Judge Jerri L. Collins sentenced a woman to three days in jail for contempt of court after refusing to testify at her abuser's trial.
Collins scolded the victim for not appearing, even after she began crying in court at the judge's scolding, telling her she was under subpoena and had no choice.
"I am very sorry for not attending," the victim said. "I've been dealing with depression … my anxiety is like, this is every day for me."
This was not good enough for Collins, who told her "you think you have anxiety now? You haven't even seen anxiety," and threw her in jail.
"You disobeyed a court order knowing that this would not going to turn out well for the state," she said.
In the trial, defendant Myles Brennan reportedly pleaded guilty to simple battery and was sentenced to 16 days in jail. Prosecutors had hoped for a more severe term, but the woman's refusal to testify against him hurt their case.
"I'll do anything, please," she said as bailiffs moved to put her in cuffs. "I have a 1-year-old son. I'm trying to take care of him myself. I'm begging you please, please don't."
Observers find the judge's behavior unusual and unacceptable, but said sanctions aren't possible as it was within the law.
Collins has never had a complaint filed against her with the State Judicial Qualifications Commission. WFTV legal analyst Bill Sheaffer said even if one is filed in this case, Collins will never be reprimanded for making that call because she was within the law. … Sheaffer said if Collins is ever disciplined or talked to by her chief judge, it will be done in confidence.
The Orlando Sentinel, however, reports that the level of disgust at Collins is running high and may energize an appeal, even if the victim's time in jail can't be recovered.
Jeanne Gold, chief executive officer of the domestic-violence-prevention group SafeHouse, said she was appalled by the treatment of a victim who appeared to be too scared to testify.
A former prosecutor in Seminole County, Gold said the victim should not be the target of the judge's frustration over wasted court resources.
"I can't blame the state for wanting to get a bad guy, but you cannot lean on a victim of domestic violence to solve the societal issues in our world," said Gold, who leads the Seminole County-based organization. "It's so unfair, and it just shows that there is a lot more education needed."
A verbal reprimand or community service would have sufficed as punishment, she added.

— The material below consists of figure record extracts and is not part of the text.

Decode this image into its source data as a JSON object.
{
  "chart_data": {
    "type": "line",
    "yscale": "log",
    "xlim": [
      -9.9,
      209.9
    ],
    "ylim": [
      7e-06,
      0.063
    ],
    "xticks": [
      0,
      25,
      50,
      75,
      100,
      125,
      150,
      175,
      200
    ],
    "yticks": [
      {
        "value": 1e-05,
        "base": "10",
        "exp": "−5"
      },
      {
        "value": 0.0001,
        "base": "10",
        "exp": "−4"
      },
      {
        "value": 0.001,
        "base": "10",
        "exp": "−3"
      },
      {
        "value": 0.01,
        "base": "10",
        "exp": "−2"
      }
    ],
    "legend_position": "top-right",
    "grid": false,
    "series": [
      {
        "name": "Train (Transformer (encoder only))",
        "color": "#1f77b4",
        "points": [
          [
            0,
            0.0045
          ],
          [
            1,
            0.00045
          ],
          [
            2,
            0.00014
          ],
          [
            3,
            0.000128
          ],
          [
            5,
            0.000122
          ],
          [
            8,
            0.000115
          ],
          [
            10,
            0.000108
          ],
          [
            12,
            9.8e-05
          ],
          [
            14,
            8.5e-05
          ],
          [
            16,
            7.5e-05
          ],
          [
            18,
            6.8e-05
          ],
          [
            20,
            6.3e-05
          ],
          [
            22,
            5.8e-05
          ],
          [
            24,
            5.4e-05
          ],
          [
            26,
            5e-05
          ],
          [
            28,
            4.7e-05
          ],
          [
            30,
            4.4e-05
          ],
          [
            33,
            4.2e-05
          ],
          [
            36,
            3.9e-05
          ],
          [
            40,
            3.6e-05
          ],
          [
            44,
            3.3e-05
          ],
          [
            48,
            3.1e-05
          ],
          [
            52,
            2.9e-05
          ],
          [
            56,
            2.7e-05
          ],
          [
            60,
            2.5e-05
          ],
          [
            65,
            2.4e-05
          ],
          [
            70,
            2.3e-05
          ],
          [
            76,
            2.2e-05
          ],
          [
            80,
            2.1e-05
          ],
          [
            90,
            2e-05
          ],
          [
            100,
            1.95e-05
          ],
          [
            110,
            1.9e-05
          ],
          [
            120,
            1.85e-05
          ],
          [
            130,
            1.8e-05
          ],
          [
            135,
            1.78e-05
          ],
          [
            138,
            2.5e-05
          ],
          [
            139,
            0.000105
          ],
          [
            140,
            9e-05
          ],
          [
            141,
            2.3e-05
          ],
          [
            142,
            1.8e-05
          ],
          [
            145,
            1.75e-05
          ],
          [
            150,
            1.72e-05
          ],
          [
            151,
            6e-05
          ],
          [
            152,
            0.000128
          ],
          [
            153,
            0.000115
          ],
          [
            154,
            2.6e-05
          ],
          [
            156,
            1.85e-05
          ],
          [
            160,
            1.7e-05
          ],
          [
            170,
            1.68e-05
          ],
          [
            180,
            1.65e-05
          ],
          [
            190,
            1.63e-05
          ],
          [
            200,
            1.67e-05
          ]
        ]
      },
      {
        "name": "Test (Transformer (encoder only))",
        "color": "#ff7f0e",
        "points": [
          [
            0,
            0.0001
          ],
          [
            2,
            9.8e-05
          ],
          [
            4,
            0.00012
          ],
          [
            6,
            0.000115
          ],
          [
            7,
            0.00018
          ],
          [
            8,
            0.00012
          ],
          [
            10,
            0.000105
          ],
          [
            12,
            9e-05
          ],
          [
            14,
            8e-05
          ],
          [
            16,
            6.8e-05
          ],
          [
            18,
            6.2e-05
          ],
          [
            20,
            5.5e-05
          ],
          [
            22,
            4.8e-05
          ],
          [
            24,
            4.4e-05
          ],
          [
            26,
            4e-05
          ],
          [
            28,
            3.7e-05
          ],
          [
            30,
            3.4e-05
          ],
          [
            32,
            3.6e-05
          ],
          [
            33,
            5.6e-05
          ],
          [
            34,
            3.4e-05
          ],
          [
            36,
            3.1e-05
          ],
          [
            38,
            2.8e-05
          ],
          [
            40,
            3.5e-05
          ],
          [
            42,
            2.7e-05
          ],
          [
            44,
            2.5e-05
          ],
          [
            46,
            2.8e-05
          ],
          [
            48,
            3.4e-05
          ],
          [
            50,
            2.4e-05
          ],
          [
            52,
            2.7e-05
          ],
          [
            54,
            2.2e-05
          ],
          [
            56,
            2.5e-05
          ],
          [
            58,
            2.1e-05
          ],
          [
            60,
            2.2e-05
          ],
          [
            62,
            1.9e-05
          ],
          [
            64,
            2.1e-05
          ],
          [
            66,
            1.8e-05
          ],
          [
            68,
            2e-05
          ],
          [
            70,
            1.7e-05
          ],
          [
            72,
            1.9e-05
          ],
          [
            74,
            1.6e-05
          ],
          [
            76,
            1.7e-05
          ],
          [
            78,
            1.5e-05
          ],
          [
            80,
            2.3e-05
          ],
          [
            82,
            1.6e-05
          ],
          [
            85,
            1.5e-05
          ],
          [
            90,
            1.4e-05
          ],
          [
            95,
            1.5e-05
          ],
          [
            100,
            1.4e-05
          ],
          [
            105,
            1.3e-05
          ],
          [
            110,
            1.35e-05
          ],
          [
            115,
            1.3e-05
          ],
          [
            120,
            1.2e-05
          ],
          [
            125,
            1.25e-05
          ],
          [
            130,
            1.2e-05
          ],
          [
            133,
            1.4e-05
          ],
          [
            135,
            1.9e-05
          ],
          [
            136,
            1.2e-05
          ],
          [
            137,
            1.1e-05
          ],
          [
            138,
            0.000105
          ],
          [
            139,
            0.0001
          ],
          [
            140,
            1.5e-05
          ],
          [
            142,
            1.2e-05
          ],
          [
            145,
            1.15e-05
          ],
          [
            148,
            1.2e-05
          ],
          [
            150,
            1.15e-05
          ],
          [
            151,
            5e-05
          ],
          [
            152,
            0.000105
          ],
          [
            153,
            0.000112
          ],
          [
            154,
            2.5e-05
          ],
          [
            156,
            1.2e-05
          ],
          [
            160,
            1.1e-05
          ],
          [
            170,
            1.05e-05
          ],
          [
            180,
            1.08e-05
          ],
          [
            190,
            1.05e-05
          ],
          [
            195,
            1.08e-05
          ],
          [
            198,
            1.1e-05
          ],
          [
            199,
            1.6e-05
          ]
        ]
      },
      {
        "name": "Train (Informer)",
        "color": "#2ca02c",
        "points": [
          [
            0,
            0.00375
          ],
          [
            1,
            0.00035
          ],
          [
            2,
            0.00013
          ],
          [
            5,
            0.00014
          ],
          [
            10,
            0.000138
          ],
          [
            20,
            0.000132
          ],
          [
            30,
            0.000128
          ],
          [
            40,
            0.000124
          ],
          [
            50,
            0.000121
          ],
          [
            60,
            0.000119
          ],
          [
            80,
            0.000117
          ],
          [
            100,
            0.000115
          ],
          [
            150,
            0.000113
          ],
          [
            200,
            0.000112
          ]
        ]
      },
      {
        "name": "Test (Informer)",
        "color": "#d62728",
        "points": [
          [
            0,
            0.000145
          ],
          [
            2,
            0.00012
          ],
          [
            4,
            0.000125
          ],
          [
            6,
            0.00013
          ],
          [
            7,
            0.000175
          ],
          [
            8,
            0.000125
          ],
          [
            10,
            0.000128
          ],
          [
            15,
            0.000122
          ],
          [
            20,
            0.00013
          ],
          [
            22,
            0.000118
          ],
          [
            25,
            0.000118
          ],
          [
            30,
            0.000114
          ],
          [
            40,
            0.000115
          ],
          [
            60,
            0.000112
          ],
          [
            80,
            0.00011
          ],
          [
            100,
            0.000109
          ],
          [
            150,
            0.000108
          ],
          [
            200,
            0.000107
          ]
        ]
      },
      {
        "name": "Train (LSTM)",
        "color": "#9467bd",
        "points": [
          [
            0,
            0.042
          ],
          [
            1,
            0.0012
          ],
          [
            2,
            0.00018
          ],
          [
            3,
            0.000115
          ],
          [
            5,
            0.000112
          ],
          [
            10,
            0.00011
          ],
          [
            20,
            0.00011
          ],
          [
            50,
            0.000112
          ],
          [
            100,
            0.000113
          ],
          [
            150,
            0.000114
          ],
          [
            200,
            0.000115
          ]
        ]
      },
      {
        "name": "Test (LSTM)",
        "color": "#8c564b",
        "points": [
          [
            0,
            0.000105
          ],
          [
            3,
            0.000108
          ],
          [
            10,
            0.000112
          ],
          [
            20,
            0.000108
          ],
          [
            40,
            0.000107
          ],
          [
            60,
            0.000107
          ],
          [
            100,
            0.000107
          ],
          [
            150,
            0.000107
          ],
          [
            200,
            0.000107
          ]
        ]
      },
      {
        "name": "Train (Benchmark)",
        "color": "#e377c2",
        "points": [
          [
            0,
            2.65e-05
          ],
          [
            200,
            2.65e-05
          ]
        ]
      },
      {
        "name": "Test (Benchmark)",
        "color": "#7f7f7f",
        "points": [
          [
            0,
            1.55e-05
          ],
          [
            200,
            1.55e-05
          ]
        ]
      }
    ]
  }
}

When she went to police, the woman said Brennan "choked her, pressed his thumbs against her eyes and came at her with a knife," according to an arrest report cited in news reports.
Victims get cold feet before testifying in domestic-violence cases all the time, said Orlando criminal-defense attorney Richard Hornsby, who has experience with the proceedings.But he's never seen a victim jailed because of it, he said.
"Most judges take the position that they are not going to re-victimize the person," he said. "The court is not offended, and the charges are dismissed by the prosecutor."